Sinergi Kuat Dorong Digitalisasi Keuangan Daerah
Kolaborasi antara Bank Indonesia dan Pemkab Kepulauan Talaud menjadi pilar utama dalam mempercepat perluasan digital transaksi di wilayah perbatasan. Sinergi ini diwujudkan melalui Tim Percepatan dan Perluasan Digitalisasi Daerah (TP2DD) yang secara aktif mendorong elektronifikasi transaksi pemerintah daerah. TP2DD Pemkab Talaud dan BI berkomitmen untuk terus bekerja sama demi tercapainya target digitalisasi yang lebih luas.

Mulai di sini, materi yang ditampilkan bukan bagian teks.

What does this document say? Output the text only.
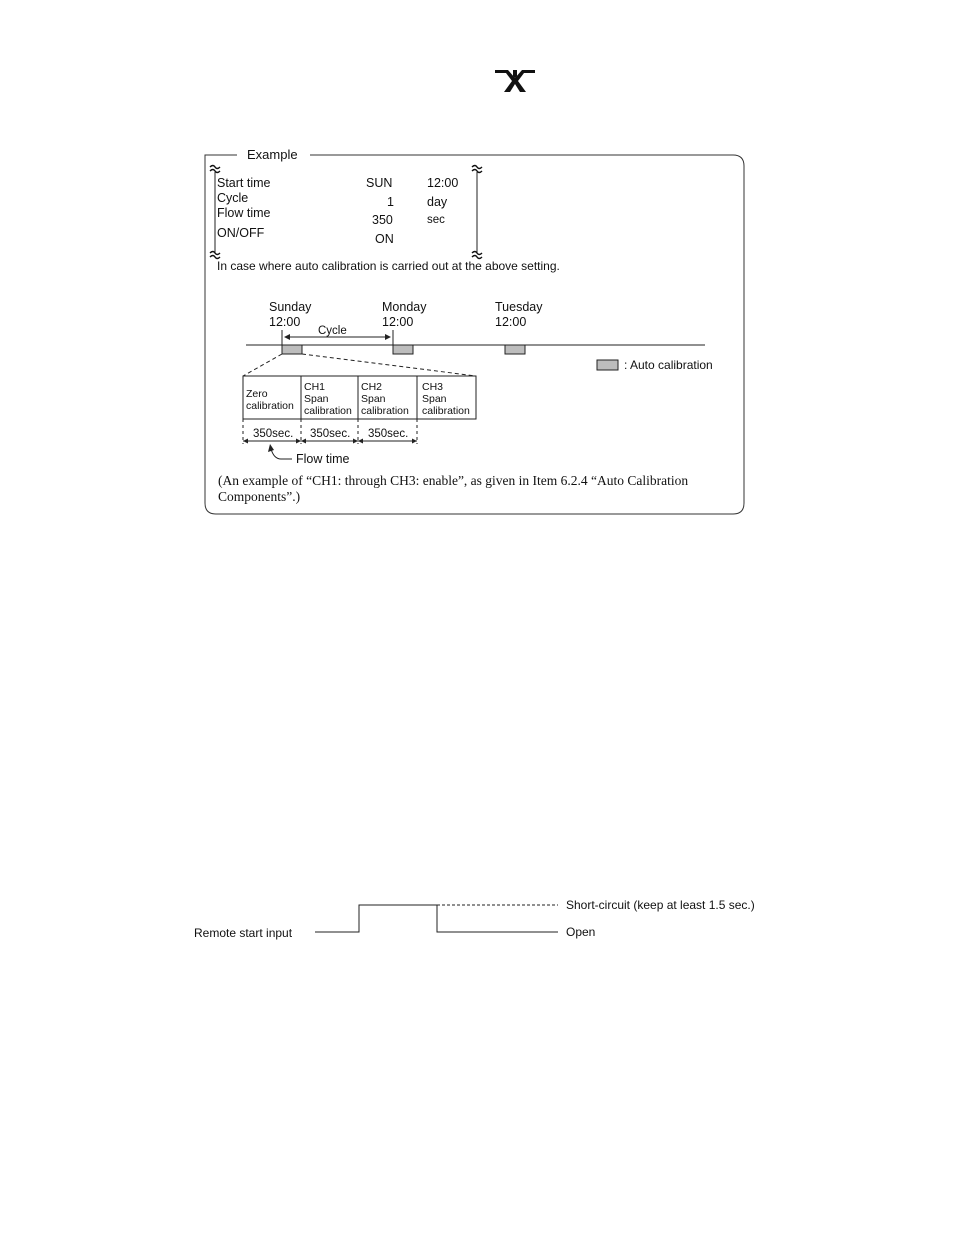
Example
Start time
Cycle
Flow time
ON/OFF
SUN
1
350
ON
12:00
day
sec
In case where auto calibration is carried out at the above setting.
Sunday
12:00
Monday
12:00
Tuesday
12:00
Cycle
: Auto calibration
Zero
calibration
CH1
Span
calibration
CH2
Span
calibration
CH3
Span
calibration
350sec. 350sec. 350sec.
Flow time
(An example of “CH1: through CH3: enable”, as given in Item 6.2.4 “Auto Calibration
Components”.)
Remote start input
Short-circuit (keep at least 1.5 sec.)
Open
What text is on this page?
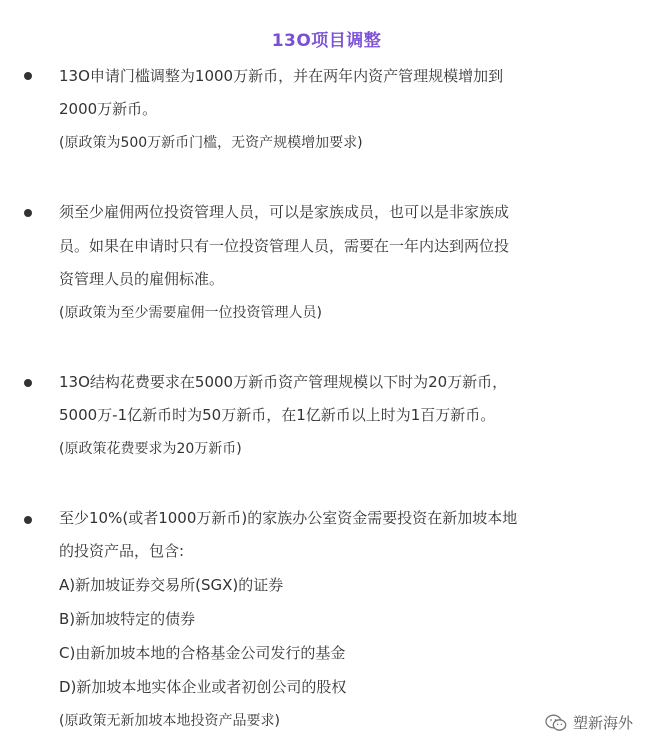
13O项目调整
13O申请门槛调整为1000万新币，并在两年内资产管理规模增加到
2000万新币。
(原政策为500万新币门槛，无资产规模增加要求)
须至少雇佣两位投资管理人员，可以是家族成员，也可以是非家族成
员。如果在申请时只有一位投资管理人员，需要在一年内达到两位投
资管理人员的雇佣标准。
(原政策为至少需要雇佣一位投资管理人员)
13O结构花费要求在5000万新币资产管理规模以下时为20万新币，
5000万-1亿新币时为50万新币，在1亿新币以上时为1百万新币。
(原政策花费要求为20万新币)
至少10%(或者1000万新币)的家族办公室资金需要投资在新加坡本地
的投资产品，包含:
A)新加坡证券交易所(SGX)的证券
B)新加坡特定的债券
C)由新加坡本地的合格基金公司发行的基金
D)新加坡本地实体企业或者初创公司的股权
(原政策无新加坡本地投资产品要求)	塑新海外
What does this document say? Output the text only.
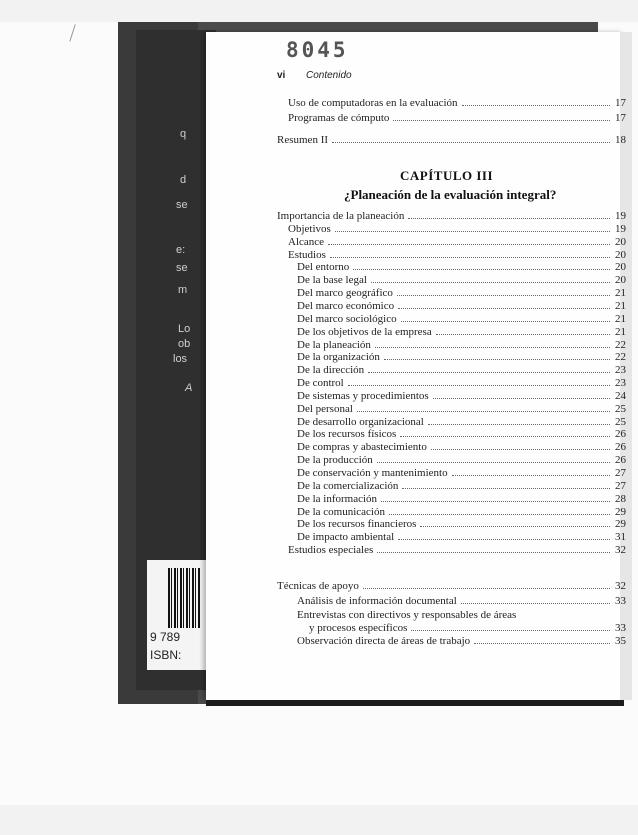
q
d
se
e:
se
m
Lo
ob
los
A
9 789
ISBN:
8045
vi Contenido
Uso de computadoras en la evaluación	17
Programas de cómputo	17
Resumen II	18
CAPÍTULO III
¿Planeación de la evaluación integral?
Importancia de la planeación	19
Objetivos	19
Alcance	20
Estudios	20
Del entorno	20
De la base legal	20
Del marco geográfico	21
Del marco económico	21
Del marco sociológico	21
De los objetivos de la empresa	21
De la planeación	22
De la organización	22
De la dirección	23
De control	23
De sistemas y procedimientos	24
Del personal	25
De desarrollo organizacional	25
De los recursos físicos	26
De compras y abastecimiento	26
De la producción	26
De conservación y mantenimiento	27
De la comercialización	27
De la información	28
De la comunicación	29
De los recursos financieros	29
De impacto ambiental	31
Estudios especiales	32
Técnicas de apoyo	32
Análisis de información documental	33
Entrevistas con directivos y responsables de áreas
y procesos específicos	33
Observación directa de áreas de trabajo	35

Keberhasilan upaya ini tercermin dari capaian Indeks Elektronifikasi Transaksi Pemerintah Daerah (ETPD) Kabupaten Kepulauan Talaud yang sangat membanggakan. Dengan skor 98,00 persen, Talaud berhasil menduduki peringkat kelima dari total 70 kabupaten di seluruh Sulawesi pada semester II 2025. Angka ini menunjukkan progres signifikan dalam adopsi transaksi non-tunai di lingkungan pemerintahan daerah.
Kepala BI Perwakilan Sulut, Joko Supratikto, berharap agar komitmen kuat dari para pimpinan daerah dan sinergi antar OPD dapat terus ditingkatkan. Hal ini krusial untuk memastikan implementasi digitalisasi daerah berjalan optimal. Tujuan akhirnya adalah peningkatan kesejahteraan masyarakat melalui sistem transaksi yang lebih efisien dan transparan.
Tantangan dan Strategi Peningkatan Literasi Digital
Meskipun capaian digitalisasi transaksi di Talaud cukup tinggi, Pemkab Kepulauan Talaud masih menghadapi beberapa tantangan strategis. Salah satunya adalah minimnya literasi masyarakat terkait pembayaran pajak dan retribusi secara digital. Selain itu, diperlukan peningkatan implementasi kanal e-commerce untuk pembayaran pajak dan retribusi daerah agar lebih mudah diakses oleh masyarakat.
Untuk menjawab tantangan tersebut, TP2DD Talaud telah merancang program unggulan yang inovatif. Program tersebut adalah “siswa duta digital”, yang bertujuan untuk meningkatkan edukasi dan partisipasi masyarakat. Melalui program ini, diharapkan kesadaran dan kemampuan masyarakat dalam melakukan pembayaran pajak, retribusi, serta transaksi lainnya secara nontunai dapat meningkat secara signifikan.
Bupati Welly Tita juga menekankan pentingnya terus membangun sinergi dan kolaborasi. Kerja sama antara pemerintah daerah, Bank Indonesia, dan bank pengelola RKUD sangat dibutuhkan. Dengan demikian, upaya mendorong digitalisasi keuangan daerah dapat berjalan lebih efektif dan menjangkau seluruh lapisan masyarakat, termasuk di wilayah terpencil.